Thursday’s move highlights the government’s huge financing needs as it seeks to fund new spending measures such as its job retention scheme. Gilt issuance is expected to increase sharply, with the debt management office already tripling its bond sales in April to £45bn.

Investors said they were confident the facility would allow the government to smooth out its rapidly rising bond issuance needs, rather than become an ever-growing source of finance. 

“We see this step as more sensational at a headline level than any significant step into the sort of monetary financing that invites comparisons to Zimbabwe,” said Andrew Mulliner, a bond portfolio manager at Janus Henderson.

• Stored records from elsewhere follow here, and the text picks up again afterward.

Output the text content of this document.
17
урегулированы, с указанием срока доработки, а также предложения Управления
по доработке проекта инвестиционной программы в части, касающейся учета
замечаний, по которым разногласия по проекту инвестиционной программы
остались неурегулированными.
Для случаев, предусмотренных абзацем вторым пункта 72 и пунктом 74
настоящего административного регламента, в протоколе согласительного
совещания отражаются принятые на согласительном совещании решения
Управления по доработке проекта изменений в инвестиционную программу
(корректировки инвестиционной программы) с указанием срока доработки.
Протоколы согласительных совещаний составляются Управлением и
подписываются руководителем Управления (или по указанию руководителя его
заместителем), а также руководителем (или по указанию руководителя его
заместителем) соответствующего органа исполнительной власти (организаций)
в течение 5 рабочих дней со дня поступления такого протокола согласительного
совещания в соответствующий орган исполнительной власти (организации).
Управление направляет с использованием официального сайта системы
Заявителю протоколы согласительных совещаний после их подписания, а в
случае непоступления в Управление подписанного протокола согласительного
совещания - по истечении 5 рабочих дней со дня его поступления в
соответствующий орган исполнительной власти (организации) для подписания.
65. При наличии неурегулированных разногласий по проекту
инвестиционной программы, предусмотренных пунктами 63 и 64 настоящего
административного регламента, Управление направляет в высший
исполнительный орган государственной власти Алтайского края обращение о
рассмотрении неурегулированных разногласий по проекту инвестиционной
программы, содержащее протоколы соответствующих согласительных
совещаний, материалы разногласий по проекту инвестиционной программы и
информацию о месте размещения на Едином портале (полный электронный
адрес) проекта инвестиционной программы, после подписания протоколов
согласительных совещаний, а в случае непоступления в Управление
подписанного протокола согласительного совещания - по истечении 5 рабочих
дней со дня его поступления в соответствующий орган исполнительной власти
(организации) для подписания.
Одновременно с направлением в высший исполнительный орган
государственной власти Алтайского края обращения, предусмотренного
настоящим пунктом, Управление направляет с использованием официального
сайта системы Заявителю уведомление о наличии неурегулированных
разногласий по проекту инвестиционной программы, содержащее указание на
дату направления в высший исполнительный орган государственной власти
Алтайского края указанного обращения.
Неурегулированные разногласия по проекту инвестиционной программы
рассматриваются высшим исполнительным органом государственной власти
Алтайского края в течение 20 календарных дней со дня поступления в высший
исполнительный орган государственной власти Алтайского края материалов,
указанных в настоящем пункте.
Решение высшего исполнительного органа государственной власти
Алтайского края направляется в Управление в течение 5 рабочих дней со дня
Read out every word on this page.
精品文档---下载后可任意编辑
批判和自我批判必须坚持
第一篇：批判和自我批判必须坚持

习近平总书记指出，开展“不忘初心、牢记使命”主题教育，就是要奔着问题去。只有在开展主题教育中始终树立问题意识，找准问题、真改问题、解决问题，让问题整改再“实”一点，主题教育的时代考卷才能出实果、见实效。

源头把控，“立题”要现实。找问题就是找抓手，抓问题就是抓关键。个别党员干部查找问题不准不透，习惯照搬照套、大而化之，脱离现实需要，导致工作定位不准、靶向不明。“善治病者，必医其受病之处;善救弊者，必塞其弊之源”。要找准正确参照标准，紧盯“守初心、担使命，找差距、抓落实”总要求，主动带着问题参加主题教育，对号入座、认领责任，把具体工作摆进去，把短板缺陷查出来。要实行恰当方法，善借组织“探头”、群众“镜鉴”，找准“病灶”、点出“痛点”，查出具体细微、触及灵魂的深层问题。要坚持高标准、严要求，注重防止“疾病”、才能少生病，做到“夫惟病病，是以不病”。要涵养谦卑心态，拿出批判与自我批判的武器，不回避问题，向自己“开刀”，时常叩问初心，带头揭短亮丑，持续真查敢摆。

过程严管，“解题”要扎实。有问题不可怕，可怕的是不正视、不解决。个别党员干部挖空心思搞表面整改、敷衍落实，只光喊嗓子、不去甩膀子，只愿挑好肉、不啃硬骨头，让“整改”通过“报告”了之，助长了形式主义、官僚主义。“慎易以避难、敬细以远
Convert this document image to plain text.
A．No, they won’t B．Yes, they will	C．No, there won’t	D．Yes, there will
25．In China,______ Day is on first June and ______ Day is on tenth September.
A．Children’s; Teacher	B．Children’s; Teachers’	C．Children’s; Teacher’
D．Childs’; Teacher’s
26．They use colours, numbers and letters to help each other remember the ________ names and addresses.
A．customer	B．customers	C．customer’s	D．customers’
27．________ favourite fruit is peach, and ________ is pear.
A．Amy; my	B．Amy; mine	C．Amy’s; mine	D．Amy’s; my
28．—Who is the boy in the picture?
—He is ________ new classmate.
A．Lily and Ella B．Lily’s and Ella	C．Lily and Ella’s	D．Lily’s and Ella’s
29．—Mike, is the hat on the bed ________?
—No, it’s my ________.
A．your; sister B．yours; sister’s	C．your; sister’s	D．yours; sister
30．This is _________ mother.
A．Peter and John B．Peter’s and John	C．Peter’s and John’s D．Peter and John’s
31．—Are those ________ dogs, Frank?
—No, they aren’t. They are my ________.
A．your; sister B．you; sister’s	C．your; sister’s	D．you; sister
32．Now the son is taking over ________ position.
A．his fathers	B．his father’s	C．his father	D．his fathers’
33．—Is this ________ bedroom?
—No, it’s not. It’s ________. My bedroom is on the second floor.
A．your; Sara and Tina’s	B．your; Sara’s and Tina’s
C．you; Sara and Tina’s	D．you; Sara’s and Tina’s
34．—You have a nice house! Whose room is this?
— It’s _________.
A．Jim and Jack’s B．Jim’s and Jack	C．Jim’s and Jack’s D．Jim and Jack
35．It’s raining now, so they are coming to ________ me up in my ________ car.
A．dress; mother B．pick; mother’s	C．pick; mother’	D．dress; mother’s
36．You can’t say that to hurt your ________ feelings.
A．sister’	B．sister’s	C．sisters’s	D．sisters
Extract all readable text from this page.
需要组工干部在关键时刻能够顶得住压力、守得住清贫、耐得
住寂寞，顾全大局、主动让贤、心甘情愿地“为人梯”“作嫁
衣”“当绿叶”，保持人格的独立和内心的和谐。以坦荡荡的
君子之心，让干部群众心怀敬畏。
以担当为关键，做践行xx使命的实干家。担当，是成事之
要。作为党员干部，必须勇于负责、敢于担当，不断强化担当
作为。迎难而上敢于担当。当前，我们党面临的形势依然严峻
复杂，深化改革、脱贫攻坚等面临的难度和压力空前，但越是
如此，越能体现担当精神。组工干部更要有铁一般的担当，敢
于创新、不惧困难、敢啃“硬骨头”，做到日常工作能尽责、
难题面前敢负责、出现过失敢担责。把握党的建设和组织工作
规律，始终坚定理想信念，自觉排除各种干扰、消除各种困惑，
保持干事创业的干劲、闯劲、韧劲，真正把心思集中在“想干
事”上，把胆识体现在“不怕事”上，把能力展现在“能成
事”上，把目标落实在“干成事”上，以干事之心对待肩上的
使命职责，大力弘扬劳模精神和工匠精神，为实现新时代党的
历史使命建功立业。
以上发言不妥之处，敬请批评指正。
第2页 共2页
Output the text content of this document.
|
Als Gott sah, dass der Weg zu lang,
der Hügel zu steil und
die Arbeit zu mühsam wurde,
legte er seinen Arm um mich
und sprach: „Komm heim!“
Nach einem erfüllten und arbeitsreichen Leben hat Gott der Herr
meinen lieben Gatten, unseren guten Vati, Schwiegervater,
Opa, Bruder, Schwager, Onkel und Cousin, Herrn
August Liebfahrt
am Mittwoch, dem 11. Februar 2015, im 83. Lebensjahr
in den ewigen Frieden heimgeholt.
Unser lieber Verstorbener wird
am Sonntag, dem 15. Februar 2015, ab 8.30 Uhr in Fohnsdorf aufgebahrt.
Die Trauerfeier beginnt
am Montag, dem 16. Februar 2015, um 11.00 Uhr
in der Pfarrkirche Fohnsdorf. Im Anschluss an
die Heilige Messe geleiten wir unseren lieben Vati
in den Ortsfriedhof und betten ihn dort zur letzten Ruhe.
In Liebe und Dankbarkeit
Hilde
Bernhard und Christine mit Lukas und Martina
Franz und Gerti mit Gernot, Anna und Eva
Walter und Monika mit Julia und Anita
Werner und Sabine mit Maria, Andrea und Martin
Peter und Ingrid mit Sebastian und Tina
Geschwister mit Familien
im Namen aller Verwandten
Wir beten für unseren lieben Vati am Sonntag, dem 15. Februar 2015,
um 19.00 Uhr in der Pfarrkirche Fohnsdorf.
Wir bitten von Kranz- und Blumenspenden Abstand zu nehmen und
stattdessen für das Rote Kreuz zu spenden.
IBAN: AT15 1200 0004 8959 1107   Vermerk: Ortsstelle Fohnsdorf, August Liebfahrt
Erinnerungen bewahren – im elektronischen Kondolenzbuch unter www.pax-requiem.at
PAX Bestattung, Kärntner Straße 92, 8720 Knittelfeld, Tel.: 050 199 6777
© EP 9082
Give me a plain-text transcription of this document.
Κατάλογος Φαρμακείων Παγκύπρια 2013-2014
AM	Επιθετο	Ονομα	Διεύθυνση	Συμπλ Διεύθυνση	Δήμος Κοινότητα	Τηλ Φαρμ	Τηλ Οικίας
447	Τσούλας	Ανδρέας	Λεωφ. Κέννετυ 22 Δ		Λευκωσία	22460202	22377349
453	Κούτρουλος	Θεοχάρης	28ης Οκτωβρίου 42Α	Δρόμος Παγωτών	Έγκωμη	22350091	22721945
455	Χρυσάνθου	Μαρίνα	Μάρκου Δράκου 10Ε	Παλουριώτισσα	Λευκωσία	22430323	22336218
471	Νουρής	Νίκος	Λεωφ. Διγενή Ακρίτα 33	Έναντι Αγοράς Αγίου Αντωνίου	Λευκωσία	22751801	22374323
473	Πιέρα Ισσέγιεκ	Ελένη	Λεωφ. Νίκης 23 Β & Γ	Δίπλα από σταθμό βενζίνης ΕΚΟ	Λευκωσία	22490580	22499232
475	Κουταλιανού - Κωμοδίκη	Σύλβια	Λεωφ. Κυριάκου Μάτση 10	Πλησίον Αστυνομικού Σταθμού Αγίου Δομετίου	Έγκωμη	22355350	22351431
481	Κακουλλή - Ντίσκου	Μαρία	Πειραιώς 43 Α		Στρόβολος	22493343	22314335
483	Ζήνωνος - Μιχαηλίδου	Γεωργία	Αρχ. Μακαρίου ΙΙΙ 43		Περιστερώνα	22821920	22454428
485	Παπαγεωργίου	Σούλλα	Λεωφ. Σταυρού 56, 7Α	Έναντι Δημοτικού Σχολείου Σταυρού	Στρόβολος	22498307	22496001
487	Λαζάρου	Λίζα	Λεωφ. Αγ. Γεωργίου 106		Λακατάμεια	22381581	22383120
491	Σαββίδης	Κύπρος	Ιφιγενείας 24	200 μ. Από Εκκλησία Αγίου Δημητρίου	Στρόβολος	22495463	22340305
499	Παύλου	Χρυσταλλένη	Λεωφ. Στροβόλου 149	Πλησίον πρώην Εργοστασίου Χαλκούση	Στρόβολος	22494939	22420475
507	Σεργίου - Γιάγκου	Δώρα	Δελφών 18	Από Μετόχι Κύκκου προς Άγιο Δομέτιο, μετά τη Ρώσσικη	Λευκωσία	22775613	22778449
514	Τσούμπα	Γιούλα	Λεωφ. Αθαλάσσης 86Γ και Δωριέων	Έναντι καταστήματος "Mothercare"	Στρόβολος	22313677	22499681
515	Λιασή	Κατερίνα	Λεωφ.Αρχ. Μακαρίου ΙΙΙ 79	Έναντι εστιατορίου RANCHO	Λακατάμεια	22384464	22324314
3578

“Trust is key and so far investor faith in the institutional integrity of the system remains intact. As bond investors, any move to a more permanent form of direct financing of the government would be a greater concern. This move from the Bank of England is not that,” he said.

The BoE had stepped up its involvement in bond markets since the onset of the coronavirus crisis, ensuring the government can fund itself cheaply. The central bank announced a £200bn bond-buying programme last month, helping to end a brief period of extreme stress in the gilt market.

Mr Dowding said the BoE’s actions had already blurred the lines. “In the long term I think they will be monetising some of this debt, and at some point in the future you will see inflation as a result,” he said. “But that’s unlikely to be the case in the near term while we are still dealing with the full extent of this crisis.”